这句回答对于司法官说来已经够了,他的头衔与他的服装很相称。他想,这一定是一个老乡村教师——一位像我们在尤兰①还能碰得见的怪物。"此地的确并不是locusdocendi②,"这人说。"但我希望足下多发表一点意见来启发我们。足下的古典书籍一定读得不少。" "唔,不错,"司法官说。"我是喜欢读有用的古典著作的;不过我也喜欢读近代的著作——只是《每日故事集》③是一本例外;老实讲,这类书我们太多了。""《每日故事集》?"我们的学士问。 
"I mean those new fangled novels, twisting and writhing themselves in the dust of commonplace, which also expect to find a reading public.""Oh," exclaimed the clerical gentleman smiling, "there is much wit in them;besides they are read at court. The King likes the history of Sir Iffven andSir Gaudian particularly, which treats of King Arthur, and his Knights of the Round Table; he has more than once joked about it with his high vassals.""I have not read that novel," said the Councillor; "it must be quite a new one, that Heiberg has published lately.""No," answered the the ologian of the time of King Hans: "that book is not written by a Heiberg, but was imprinted by Godfrey von Gehmen.""Oh, is that the author's name?" said the Councillor. "It is a very old name,and, as well as I recollect, he was the first printer that appeared inDenmark.""Yes, he is our first printer," replied the clerical gentleman hastily. 
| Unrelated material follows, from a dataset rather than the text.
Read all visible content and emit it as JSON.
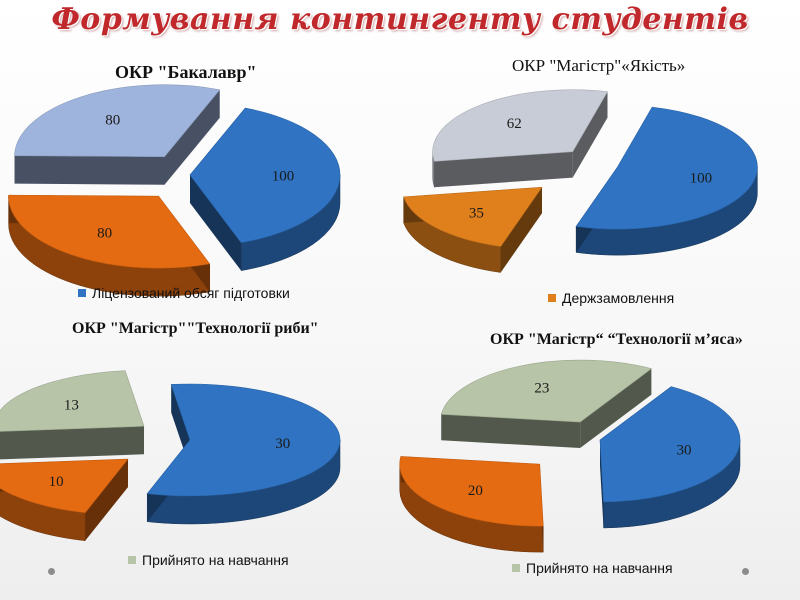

So far all went on well. Some one of the worthy burghers now spoke of thed readful pestilence that had raged in the country a few years back, meaning that of 1484. The Councillor imagined it was the cholera that was meant, which people made so much fuss about; and the discourse passed off satisfactorily enough. The war of the buccaneers of 1490 was so recent that it could not fail being alluded to; the English pirates had, they said, most shamefully taken their ships while in the roadstead; and the Councillor, before whose eyes the Herostratic* event of 1801 still floated vividly, agreed entirely with the others in abusing the rascally English. With other topics he was not so fortunate; every moment brought about some new confusion, and threatened to become a perfect Babel; for the worthy Bachelor was really too ignorant, and the simplest observations of the Councillor sounded to him too daring and phantastical. They looked at one another from the crown of the head to the soles of the feet; and when matters grew to too high a pitch, then the Bachelor talked Latin, in the hope of being better understood--but it was of no use after all. 
"What's the matter?" asked the Hostess, plucking the Councillor by the sleeve;and now his recollection returned, for in the course of the conversation hehad entirely forgotten all that had preceded it. 
"Merciful God, where am I!" exclaimed he in agony; and while he so thought,all his ideas and feelings of overpowering dizziness, against which he struggled with the utmost power of desperationencompassed him with renewed force. "Let us drink claret and mead, and Bremen beer," shouted one of the guests--"and you shall drink with us!"Two maidens approached. One wore a cap of two staring colors, denoting the class of persons to which she belonged. They poured out the liquor, and madethe most friendly gesticulations; while a cold perspiration trickled down the back of the poor Councillor. 
"What's to be the end of this! What's to become of me!" groaned he; but he was forced, in spite of his opposition, to drink with the rest. They took hold of the worthy man; who, hearing on every side that he was intoxicated, did not in the least doubt the truth of this certainly not very polite assertion; but on the contrary, implored the ladies and gentlemen present to procure him a hackney-coach: they, however, imagined he was talking Russian.